Fun Probability problem

[armourall]

What would you think if I stated it like this...

Original Selection:

1. The player originally picked goat 1.
2. The player originally picked goat 2.
3. The player originally picked the car.

Chances of originally selecting the car: 1 in 3.



Second Selection:

1. The player originally picked goat 1. The door with goat 2 is revealed. The remaining door has the car.
2. The player originally picked goat 2. The door with goat 1 is revealed. The remaining door has the car.
3. The player originally picked the car. The door with goat 1 is revealed. The remaining door has goat 2.
4. The player originally picked the car. The door with goat 2 is revealed. The remaining door has goat 1.

Chances of switching and selecting the car: 2 in 4 (1 in 2)

[Mathew]

The statistics ....

From one of the webpages I just listed

http://math.ucsd.edu/~crypto/cgi-bin/monty2?0+4338

Switched - 319 players - 210 Winners - 65.8%
Didn't switch - 201 players - 72 Winners - 35.8%

[Mathew]

Originally Posted by armourall

What would you think if I stated it like this... Original Selection: The player originally picked goat 1. The player originally picked goat 2. The player originally picked the car. Chances of originally selecting the car: 1 in 3.

Correct...

Quote:

Second Selection:[list=1][*]The player originally picked goat 1. The door with goat 2 is revealed.
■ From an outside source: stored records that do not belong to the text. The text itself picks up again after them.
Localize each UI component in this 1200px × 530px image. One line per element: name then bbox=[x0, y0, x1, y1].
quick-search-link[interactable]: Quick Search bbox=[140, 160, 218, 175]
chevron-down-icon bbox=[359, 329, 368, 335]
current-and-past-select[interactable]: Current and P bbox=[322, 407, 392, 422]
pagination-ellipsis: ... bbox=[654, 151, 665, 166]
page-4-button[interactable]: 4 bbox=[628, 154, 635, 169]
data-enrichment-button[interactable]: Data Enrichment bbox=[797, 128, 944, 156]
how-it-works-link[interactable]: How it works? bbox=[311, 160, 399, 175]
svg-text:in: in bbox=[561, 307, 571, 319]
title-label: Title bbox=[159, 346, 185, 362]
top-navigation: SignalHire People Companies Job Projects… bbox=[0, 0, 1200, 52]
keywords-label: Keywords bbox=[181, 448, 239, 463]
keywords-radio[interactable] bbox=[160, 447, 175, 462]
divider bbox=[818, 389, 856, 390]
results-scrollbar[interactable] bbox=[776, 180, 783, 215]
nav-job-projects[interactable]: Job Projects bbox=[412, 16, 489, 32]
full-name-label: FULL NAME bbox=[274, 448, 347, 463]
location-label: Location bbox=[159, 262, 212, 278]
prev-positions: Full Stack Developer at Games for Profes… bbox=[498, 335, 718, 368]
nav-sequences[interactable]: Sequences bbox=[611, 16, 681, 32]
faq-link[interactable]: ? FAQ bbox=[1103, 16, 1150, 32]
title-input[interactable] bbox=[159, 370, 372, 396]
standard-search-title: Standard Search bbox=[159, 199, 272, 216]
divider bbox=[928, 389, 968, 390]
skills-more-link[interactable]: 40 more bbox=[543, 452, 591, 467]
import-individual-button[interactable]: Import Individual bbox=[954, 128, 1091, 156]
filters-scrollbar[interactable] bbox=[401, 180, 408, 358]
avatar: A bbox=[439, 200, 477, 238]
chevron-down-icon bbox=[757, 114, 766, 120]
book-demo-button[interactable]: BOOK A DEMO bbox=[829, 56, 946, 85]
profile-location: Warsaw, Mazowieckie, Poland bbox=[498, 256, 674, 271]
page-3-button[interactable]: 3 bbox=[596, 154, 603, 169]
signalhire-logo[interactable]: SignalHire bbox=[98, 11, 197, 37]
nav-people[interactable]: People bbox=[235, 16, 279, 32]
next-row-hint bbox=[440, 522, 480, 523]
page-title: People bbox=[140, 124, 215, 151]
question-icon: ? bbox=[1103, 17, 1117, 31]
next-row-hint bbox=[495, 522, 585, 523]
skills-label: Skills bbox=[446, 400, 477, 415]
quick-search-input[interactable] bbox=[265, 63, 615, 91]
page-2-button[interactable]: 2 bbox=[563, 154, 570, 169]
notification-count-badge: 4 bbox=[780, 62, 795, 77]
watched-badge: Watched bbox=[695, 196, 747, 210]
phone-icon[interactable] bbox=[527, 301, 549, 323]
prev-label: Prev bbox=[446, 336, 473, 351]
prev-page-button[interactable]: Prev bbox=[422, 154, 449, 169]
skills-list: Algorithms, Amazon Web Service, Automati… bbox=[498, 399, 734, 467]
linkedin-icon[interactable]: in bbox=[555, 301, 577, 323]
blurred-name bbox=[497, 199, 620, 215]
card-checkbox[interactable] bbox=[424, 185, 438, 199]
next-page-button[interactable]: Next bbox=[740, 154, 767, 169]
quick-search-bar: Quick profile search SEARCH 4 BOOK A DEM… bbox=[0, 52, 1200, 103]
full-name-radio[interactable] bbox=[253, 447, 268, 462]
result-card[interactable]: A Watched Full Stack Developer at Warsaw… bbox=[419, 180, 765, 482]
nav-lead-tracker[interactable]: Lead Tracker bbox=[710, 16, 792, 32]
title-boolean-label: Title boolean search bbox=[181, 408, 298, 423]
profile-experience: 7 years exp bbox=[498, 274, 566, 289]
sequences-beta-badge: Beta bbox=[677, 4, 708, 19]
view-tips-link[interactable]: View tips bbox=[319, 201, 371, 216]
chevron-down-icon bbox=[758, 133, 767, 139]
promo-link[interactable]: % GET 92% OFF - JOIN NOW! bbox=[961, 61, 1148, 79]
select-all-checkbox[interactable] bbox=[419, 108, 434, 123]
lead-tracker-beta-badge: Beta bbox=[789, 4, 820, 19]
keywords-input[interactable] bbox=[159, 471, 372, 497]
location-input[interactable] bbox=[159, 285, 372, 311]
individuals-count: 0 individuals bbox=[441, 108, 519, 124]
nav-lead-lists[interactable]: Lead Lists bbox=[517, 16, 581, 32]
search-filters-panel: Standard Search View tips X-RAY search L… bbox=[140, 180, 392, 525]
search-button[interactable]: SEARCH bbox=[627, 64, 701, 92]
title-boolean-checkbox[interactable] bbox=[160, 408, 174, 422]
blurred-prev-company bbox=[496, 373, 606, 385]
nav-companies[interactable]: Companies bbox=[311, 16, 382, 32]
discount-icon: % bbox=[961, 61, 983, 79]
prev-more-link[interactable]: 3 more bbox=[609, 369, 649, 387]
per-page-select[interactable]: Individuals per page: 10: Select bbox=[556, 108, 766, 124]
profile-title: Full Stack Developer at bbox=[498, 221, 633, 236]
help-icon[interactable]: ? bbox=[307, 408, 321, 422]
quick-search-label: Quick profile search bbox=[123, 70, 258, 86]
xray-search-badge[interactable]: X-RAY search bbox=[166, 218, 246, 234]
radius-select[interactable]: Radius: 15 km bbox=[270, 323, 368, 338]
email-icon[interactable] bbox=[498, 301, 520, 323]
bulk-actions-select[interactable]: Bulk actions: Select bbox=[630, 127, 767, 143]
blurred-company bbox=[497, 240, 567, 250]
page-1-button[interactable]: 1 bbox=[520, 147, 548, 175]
The remaining door has the car.

Correct

Quote:

[*]The player originally picked goat 2. The door with goat 1 is revealed. The remaining door has the car.

Correct

Quote:

The player originally picked the car. The door with goat 1 is revealed. The remaining door has goat 2. The player originally picked the car. The door with goat 2 is revealed. The remaining door has goat 1. Chances of switching and selecting the car: 2 in 4 (1 in 2)

Nope - there is only 1 car behind the doors not two....

Just because there are four permutations of what can occur doesn't mean you have four choices. It really doesn't matter if you eliminate goat 1 or goat 2 when you have picked the car. If you switch, you will lose either way....



Make this any easier to understand ?

[armourall]

Quote:

Just because there are four permutations of what can occur doesn't mean you have four choices. It really doesn't matter if you eliminate goat 1 or goat 2 when you have picked the car. If you switch, you will lose either way....

Then what are the odds of switching and getting goat 1?

[Mathew]

Originally Posted by armourall

Then what are the odds of switching and getting goat 1?

your chances of picking the car is 1/3

Your chances that goat 2 is shown after picking the car is 1/2

Half of 1/3 is 1/6

Your chances of switching and getting goat 1 is 1/6

[flogger]

When the door is opened to reveal a goat, that choice is not random. There's always a goat behind one of those doors for them to show you and they only choose after you have chosen. So, that has no bearing on the initial conditions. The probability that you did not pick the car with your first pick is 2/3 and that does not change.

[Matt]

Again, look at it with 100 doors...99 goats and 1 car.

You get to pick one door. The chances of picking the car are 1/100.

They open the other 98. You can either stick with your original choice or switch to the one remaining door.

Your original choice still has a 1/100 chance of being the car. Agreed?

The chances of the one other remaining door having the car...99/100?

Just because you have two choices doesn't make it a 50/50 proposition.

[armourall]

Matthew,

It's been fun, but the snow is starting to melt and it's time to start thinking golf. I'll admit I was already familiar with this problem and its "correct" answer a long time ago (I think it was in a column by Marilyn vos Savant), but it's still fun to argue the "wrong" side of an argument. Sorry I couldn't challenge you more.

Cheers.